Can I INSERT/UPDATE into two tables with one query?

Here is a chunk of the SQL I'm using for a Perl-based web application. I have a number of requests and each has a number of accessions, and each has a status. This chunk of code is there to update the table for every accession_analysis that shares all these fields for each accession in a request.
UPDATE accession_analysis
SET analysis_id = ? ,
reference_id = ? ,
status = ? ,
extra_parameters = ?
WHERE analysis_id = ?
AND reference_id = ?
AND status = ?
AND extra_parameters = ?
and accession_id is (
SELECT accesion_id
FROM accessions
where request_id = ?
)
I have changed the tables so that there's a status table for accession_analysis, so when I update, I update both accession_analysis and accession_analysis_status, which has status, status_text and the id of the accession_analysis, which is a not null auto_increment variable.
I have no strong idea about how to modify this code to allow this. My first pass grabbed all the accessions and looped through them, then filtered for all the fields, then updated. I didn't like that because I had many connections with short SQL commands, which I understood to be bad, but I can't help but think the only way to really do this is to go back to the loop in Perl holding two simpler SQL statements.
Is there a way to do this in SQL that, with my relative SQL inexperience, I'm just not seeing?
The answer depends on which DBMS you're using. The easiest way is to create a trigger on one table that provides the logic of updating the other table. (For any DB newbies -- a trigger is procedural code attached to a table at the DBMS (not application) layer that runs in response to an insert, update or delete on the table.). A similar, slightly less desirable method is to put the logic in a stored procedure and execute that instead of the update statement you're now using.
If the DBMS you're using doesn't support either of these mechanisms, then there isn't a good way to do what you're after while guaranteeing transactional integrity. However if the problem you're solving can tolerate a timing difference in the two tables' updates (i.e. The data in one of the tables is only used at predetermined times, like reporting or some type of batched operation) you could write to one table (live) and create a separate process that runs when needed (later) to update the second table using data from the first table. The correctness of allowing data to be updated at different times becomes a large and immovable design assumption, however.
If this is mostly about connection speed, then one option you have is to write a stored procedure that handles the "double update or insert" transparently.

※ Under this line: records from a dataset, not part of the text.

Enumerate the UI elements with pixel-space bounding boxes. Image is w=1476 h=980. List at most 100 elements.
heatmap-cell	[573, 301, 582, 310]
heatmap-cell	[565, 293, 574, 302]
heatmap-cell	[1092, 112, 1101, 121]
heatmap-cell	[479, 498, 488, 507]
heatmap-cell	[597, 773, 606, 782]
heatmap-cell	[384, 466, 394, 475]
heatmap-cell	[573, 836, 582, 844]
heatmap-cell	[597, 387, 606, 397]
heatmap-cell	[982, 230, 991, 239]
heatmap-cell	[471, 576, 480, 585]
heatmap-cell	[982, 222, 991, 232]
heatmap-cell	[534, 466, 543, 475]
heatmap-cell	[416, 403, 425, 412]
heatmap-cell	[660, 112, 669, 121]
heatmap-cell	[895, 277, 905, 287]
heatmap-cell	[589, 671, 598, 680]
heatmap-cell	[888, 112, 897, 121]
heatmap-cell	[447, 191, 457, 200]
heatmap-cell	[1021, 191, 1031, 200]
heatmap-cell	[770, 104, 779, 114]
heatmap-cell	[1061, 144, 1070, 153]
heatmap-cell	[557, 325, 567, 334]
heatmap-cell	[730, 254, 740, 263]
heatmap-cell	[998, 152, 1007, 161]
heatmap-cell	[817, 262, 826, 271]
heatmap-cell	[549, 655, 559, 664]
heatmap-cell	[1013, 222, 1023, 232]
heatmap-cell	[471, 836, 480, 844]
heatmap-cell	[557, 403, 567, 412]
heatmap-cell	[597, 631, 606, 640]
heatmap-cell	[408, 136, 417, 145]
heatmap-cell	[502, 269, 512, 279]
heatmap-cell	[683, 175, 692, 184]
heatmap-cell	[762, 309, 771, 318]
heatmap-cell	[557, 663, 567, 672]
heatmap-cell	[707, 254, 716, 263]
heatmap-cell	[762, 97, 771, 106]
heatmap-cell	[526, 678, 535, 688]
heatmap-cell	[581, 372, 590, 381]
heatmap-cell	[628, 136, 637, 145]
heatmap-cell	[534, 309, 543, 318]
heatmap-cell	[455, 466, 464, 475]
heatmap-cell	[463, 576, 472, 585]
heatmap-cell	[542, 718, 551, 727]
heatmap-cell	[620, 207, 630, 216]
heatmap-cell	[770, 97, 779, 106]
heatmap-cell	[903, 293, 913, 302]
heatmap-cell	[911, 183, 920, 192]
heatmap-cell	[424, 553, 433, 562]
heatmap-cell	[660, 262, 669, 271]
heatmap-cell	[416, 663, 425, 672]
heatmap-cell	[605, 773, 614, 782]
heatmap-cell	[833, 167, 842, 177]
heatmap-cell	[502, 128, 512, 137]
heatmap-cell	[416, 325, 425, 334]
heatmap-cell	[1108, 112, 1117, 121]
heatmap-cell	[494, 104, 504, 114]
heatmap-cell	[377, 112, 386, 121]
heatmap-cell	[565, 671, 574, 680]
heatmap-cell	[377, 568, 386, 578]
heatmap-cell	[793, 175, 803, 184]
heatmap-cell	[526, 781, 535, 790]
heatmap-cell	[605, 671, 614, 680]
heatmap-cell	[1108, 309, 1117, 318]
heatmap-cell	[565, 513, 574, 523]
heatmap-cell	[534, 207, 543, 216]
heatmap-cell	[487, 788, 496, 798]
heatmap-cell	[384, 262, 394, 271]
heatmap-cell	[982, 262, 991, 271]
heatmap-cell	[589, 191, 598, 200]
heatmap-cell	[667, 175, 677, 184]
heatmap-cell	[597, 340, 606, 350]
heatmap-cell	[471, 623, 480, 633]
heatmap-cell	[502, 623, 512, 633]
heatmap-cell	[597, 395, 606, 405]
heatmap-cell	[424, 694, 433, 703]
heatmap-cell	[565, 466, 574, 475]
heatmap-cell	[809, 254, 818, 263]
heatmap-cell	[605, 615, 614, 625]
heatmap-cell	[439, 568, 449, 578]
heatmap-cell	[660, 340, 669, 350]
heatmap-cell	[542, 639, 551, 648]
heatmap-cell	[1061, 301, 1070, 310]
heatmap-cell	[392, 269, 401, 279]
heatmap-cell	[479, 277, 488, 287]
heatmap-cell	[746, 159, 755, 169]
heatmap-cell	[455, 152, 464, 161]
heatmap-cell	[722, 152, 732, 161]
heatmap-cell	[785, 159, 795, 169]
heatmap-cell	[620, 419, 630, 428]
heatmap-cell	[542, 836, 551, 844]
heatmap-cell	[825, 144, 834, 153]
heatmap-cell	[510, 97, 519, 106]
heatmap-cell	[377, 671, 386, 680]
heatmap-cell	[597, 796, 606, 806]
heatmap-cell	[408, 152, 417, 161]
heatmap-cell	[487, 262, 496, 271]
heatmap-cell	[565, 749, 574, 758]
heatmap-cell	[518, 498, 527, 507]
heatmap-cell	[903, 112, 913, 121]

See the manual for stored procedures:
http://dev.mysql.com/doc/refman/5.5/en/create-procedure.html
Otherwise, You probably cannot do it in one statement, see the MySQL INSERT syntax:
http://dev.mysql.com/doc/refman/5.5/en/insert.html
The UPDATE syntax allows for multi-table updates (not in combination with INSERT, though):
http://dev.mysql.com/doc/refman/5.5/en/update.html
Each table needs its own INSERT / UPDATE in the query.
In fact, even if you create a view by JOINing multiple tables, when you INSERT into the view, you can only INSERT with fields belonging to one of the tables at a time.
The modifications made by the INSERT statement cannot affect more than one of the base tables referenced in the FROM clause of the view. For example, an INSERT into a multitable view must use a column_list that references only columns from one base table. For more information about updatable views, see CREATE VIEW.
Inserting data into multiple tables through an sql view (MySQL)
INSERT (SQL Server)
Same is true of UPDATE
The modifications made by the UPDATE statement cannot affect more than one of the base tables referenced in the FROM clause of the view. For more information on updatable views, see CREATE VIEW.
However, you can have multiple INSERTs or UPDATEs per query or stored procedure.